The sixth season of “Art in the Twenty-first Century”, a biennial of art films, begins on 13 April on the US public television channel PBS. Four hour-long programmes over four weeks will document the work of 12 artists and one collective.
Programme one, “Change”, looks at the life and work of the US photographer Catherine Opie, the Ghanaian-born Nigerian resident El Anatsui and the Chinese dissident artist Ai Weiwei.
Opie is filmed making photographs of the Lake Erie shoreline in her hometown, Sandusky in Ohio. Taken at the same spot at different times of the day, the photographs were commissioned by a hospital. Opie tells how the shoreline was a refuge from her troubled home life as a child and that she “used the landscape to change my emotional state”. The hospital pictures are supposed to give patients the possibility of a similar emotional rebalancing.
El Anatsui talks of being raised in the fervent religious atmosphere of his uncle’s mission house after the death of his mother when he was a baby, and how his horizons changed when he left to go to art school. Now, in his studio in Nigeria, he employs armies of young men to help with the construction of his massive bottle-top installations. He says textiles was his least favourite subject when he was a student, and yet these constructions closely imitate fabric, with patterns resembling traditional Ghanaian cloth designs.
The programme makers were producing their piece on Ai Weiwei when he was arrested in China in April 2011. They obtained one of the first interviews after his release, where Ai, who had been told by the authorities not to talk about his detention, refers to a marble sculpture of a security camera, demonstrating his attitude to the authorities when he says: “Once it has become marble, it’s surely being archived. It’s not functioning any more.”
Eli Sudbrack and Christophe Hamaide-Pierson, the principal figures in the collective Assume Vivid Astro Focus, are among the contributors to the second programme, “Boundaries”. Sudbrack is based in New York and Hamaide-Pierson in Paris: they discuss the way they make their collaborations work when they are divided by an ocean, from the exchange of ideas to fully realised installations.
In the same programme, David Altmejd is seen at work in the studio, creating a typically dense and complex sculpture, claiming: “I think faster than I can speak. My brain is not the best when it comes to verbal language.” The other contributors are the Japanese artist Tabaimo, who represented her country at last year’s Venice Biennale and who makes video installations that draw on traditional and modern drawing styles in Japanese culture, and the US sculptor Lynda Benglis, who only appears towards the end of her segment, her distinguished career represented by much use of archive material.
The most striking segment of the series comes in programme three, “History”, which dispenses with a conventional documentary structure and engages directly with the history and practice of several artists.

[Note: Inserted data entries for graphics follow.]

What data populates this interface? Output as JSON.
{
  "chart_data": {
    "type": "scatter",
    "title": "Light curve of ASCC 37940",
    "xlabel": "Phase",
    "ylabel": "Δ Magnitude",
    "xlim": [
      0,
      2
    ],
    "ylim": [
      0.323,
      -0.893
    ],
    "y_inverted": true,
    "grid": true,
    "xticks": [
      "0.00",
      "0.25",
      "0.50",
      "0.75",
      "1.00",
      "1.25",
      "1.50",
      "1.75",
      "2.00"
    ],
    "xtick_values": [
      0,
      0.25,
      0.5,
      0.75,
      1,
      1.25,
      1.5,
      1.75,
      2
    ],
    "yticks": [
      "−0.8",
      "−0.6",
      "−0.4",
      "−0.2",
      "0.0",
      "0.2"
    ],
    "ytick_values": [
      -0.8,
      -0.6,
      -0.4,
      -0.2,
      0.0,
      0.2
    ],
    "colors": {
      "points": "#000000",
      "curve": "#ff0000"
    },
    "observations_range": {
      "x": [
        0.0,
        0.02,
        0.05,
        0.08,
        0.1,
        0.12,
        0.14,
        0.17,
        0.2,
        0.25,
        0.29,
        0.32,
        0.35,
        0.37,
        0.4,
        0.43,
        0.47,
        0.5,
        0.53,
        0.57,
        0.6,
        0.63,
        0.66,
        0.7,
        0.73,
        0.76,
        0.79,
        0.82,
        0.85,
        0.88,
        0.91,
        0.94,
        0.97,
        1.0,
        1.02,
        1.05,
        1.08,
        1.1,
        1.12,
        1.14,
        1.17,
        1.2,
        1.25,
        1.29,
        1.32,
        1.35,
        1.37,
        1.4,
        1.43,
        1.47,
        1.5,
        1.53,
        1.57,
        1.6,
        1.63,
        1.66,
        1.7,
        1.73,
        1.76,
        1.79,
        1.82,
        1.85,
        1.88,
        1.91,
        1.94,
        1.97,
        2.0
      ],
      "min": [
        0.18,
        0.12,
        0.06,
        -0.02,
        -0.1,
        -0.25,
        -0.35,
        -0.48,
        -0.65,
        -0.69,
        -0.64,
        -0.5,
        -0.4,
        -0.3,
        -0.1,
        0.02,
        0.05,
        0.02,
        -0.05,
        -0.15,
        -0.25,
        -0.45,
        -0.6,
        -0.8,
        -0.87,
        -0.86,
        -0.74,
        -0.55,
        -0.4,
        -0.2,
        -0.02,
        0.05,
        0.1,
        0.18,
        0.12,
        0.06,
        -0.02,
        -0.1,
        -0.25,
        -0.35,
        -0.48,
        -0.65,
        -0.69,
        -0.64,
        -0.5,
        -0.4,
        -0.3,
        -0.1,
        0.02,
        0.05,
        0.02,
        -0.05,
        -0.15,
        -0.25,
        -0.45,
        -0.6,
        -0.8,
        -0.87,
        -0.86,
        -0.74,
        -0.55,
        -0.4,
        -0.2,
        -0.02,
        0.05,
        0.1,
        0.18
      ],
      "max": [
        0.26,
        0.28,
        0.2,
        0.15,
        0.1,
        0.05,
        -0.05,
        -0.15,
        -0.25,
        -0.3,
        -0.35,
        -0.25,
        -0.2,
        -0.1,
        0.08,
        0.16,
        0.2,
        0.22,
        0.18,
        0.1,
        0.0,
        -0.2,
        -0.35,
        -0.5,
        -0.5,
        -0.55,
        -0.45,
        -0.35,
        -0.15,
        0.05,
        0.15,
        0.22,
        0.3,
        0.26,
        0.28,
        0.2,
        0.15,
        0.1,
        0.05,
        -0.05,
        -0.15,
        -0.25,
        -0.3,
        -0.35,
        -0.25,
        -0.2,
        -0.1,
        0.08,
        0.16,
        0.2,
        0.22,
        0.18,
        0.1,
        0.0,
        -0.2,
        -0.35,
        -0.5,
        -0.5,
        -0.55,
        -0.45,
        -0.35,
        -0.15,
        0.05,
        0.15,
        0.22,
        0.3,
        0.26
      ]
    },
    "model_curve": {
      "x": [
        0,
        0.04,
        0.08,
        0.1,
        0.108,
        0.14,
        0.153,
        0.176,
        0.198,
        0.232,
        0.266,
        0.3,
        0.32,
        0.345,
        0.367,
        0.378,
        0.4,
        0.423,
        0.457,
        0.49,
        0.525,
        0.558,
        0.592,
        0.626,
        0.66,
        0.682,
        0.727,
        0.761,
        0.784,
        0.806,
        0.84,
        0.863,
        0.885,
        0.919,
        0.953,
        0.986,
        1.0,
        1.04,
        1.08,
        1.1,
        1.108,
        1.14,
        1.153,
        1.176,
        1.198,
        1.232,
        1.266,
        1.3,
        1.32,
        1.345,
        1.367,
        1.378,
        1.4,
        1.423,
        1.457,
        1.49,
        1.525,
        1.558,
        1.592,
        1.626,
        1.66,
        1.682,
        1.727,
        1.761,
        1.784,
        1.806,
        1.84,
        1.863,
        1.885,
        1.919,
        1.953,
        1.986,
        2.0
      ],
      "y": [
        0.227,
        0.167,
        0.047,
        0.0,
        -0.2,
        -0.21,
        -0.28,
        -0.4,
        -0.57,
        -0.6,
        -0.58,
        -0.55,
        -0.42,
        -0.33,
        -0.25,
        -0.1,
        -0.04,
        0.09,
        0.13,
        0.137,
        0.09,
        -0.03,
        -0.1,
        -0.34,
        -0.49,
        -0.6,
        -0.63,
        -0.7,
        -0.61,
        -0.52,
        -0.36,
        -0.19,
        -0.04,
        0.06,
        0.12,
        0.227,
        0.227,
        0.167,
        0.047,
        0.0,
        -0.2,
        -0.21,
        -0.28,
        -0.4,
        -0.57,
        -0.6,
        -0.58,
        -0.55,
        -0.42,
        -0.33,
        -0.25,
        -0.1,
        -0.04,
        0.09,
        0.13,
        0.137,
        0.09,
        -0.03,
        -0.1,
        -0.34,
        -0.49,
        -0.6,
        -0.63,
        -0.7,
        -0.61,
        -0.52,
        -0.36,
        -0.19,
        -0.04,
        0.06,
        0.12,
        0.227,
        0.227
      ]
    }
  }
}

The director and artist Charles Atlas starts close in on Marina Abramovic’s eye, before slowly tracking back, as she relates a short history of her life as an artist, until she becomes a distant figure in the centre of the frame. Almost straight away the camera reverses, slowly heading back towards her, finishing again close up on her eye as she completes her story. And in a demonstration of her stamina, she seems to have remained entirely still throughout. The accompanying notes state that, in this case, “the artist profile itself is an original work of art”.
Programme three also focuses on Glenn Ligon during his major retrospective at the Whitney Museum of American Art in New York last year, and on Mary Reid Kelley, who employs members of her family as performers as they shoot her video The Syphilis of Sisyphus, 2011.
The final programme, “Balance”, follows British-born landscape painter Rackstraw Downes as he looks for locations in Texas, declaring: “There is no solution to the representation of the world. As soon as you take a three-dimensional world in which there is movement and place it in a two-dimensional surface, you move into the world of metaphor, inevitably.”
Sarah Sze moves in the opposite direction as she creates a sculpture based on lines of perspective for New York’s High Line and an installation at the Museum of Contemporary Art in Tokyo, for which she placed objects in the space between the air-conditioning vents and the windows.
The minimalist painter Robert Mangold discusses his studio practice and is shown overseeing the installation of glass panels at the federal courthouse in Buffalo, New York, though it’s not made clear if he intends them to have the same transformative effect on the building’s troubled users as Opie’s hospital pictures.